Instituições financeiras de uma forma ampla se valem da vulnerabilidade do consumidor para efetivar práticas ilícitas, violadoras de direitos e dignas de tutela judicial.

Neste artigo busco citar 7. Existem várias outras, entrementes.

1. Juros abusivos.

A cobrança de juros abusivos é uma prática frequente no mercado.

No escritório, recentemente lidamos com uma pessoa que contraiu empréstimo consignado cuja taxa de juros orbitava os 660% anuais.

Nestas situações, deve-se analisar se os juros praticados encontram-se compatíveis com a realidade de mercado. Tal compatibilidade é comprovada por meio da comparação com a taxa média de juros divulgada pelo Banco Central.
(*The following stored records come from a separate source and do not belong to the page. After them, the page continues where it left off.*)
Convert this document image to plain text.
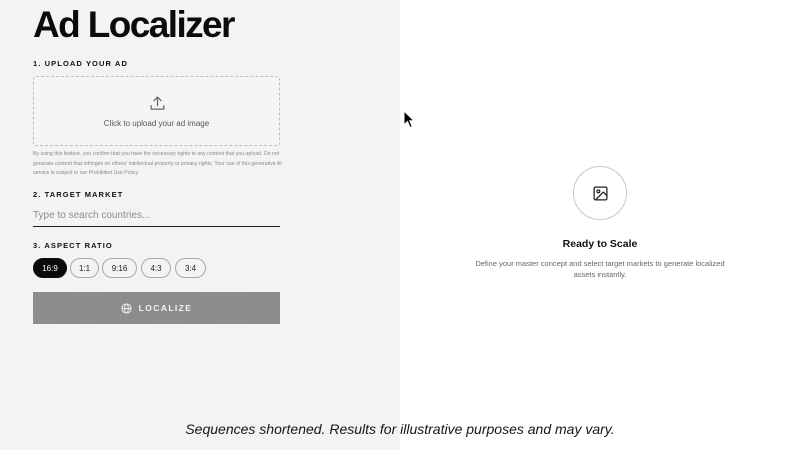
Ad Localizer
1. UPLOAD YOUR AD
Click to upload your ad image

By using this feature, you confirm that you have the necessary rights to any content that you upload. Do not generate content that infringes on others' intellectual property or privacy rights. Your use of this generative AI service is subject to our Prohibited Use Policy.

2. TARGET MARKET
Type to search countries...
3. ASPECT RATIO
16:9	1:1	9:16	4:3	3:4
LOCALIZE
Ready to Scale
Define your master concept and select target markets to generate localized assets instantly.
Sequences shortened. Results for illustrative purposes and may vary.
Confira-se o seguinte julgado:

PROCESSO CIVIL. APELAÇÕES SIMULTÂNEAS. AÇÃO REVISIONAL DE CONTRATO. LIMITAÇÃO DOS JUROS REMUNERATÓRIOS AO PATAMAR DE 12% AO ANO. IMPOSSIBILIDADE. INSTITUIÇÃO DE CAPITALIZAÇÃO DE JUROS EM PERIODICIDADE INFERIOR À ANUAL. ANATOCISMO. POSSIBILIDADE. AFERIÇÃO LEGALIDADE DE COBRANÇA DE TARIFAS DE CADASTRO E AVALIAÇÃO IMPOSSIBILITADA POR DECISÃO DO STJ SOBRESTANDO QUESTÕES RELACIONADAS AO TEMA 958. SEGURO PRESTAMISTA. VENDA CASADA IMPOSSIBILIDADE. RECURSOS CONHECIDOS E IMPROVIDOS. SOBRESTAMENTO PARCIAL DO JULGAMENTO. Os Juros remuneratórios não se confundem com anatocismo. De igual forma, a existência de um não induz irremediavelmente a existência do outro. Existindo relação jurídica remunerável por tais frutos civis, é possível a existência de anatocismo, desde que autorizada pelo ordenamento jurídico. O enfrentamento de tal matéria é recorrente nesta Corte, que já possui entendimento consolidado que se assenta no remansoso posicionamento do STJ, que tratou do tema no enunciado 539 de sua Súmula de Jurisprudência. A abusividade do percentual da taxa de juros, aplicado em contratos bancários submetidos ao Código de Defesa do Consumidor, deve ser apurada considerando as circunstâncias do caso concreto e com base no índice da taxa média de mercado para a mesma operação financeira, divulgado pelo Banco Central do Brasil ou outro órgão federal que venha substituí-lo para este fim. (Súmula nº 13 – TJBA) As normas expedidas pelas agências reguladoras, como o BACEN, têm como destinatário principal o prestador do serviço regulado, e não o particular que toma tal serviço, ao qual tais regras só incidem de forma reflexa e sempre de modo a ampliar direitos. É abusiva a cláusula contratual que condicione a obtenção do crédito de financiamento à contratação de seguro prestamista, mormente quando ao consumidor não é dado conhecer a existência de tal exigência por não lhe ser entregue cópia do contrato. Julgamento da legalidade das tarifas administrativas sobrestadas por decisão do STJ, que, nos autos do REsp. 1.578.526/SP, admitiu o tema 958. RECURSOS CONHECIDOS E IMPROVIDOS (Classe: Apelação,Número do Processo: 0518968-47.2016.8.05.0001, Relator (a): Mário Augusto Albiani Alves Junior, Primeira Câmara Cível, Publicado em: 17/04/2018 )
(TJ-BA - APL: 05189684720168050001, Relator: Mário Augusto Albiani Alves Junior, Primeira Câmara Cível, Data de Publicação: 17/04/2018)

2. Desrespeito à margem consignável.

Outra prática abusiva comum que ocorre no âmbito dos contratos de empréstimo consignado consiste no desrespeito às margens consignáveis.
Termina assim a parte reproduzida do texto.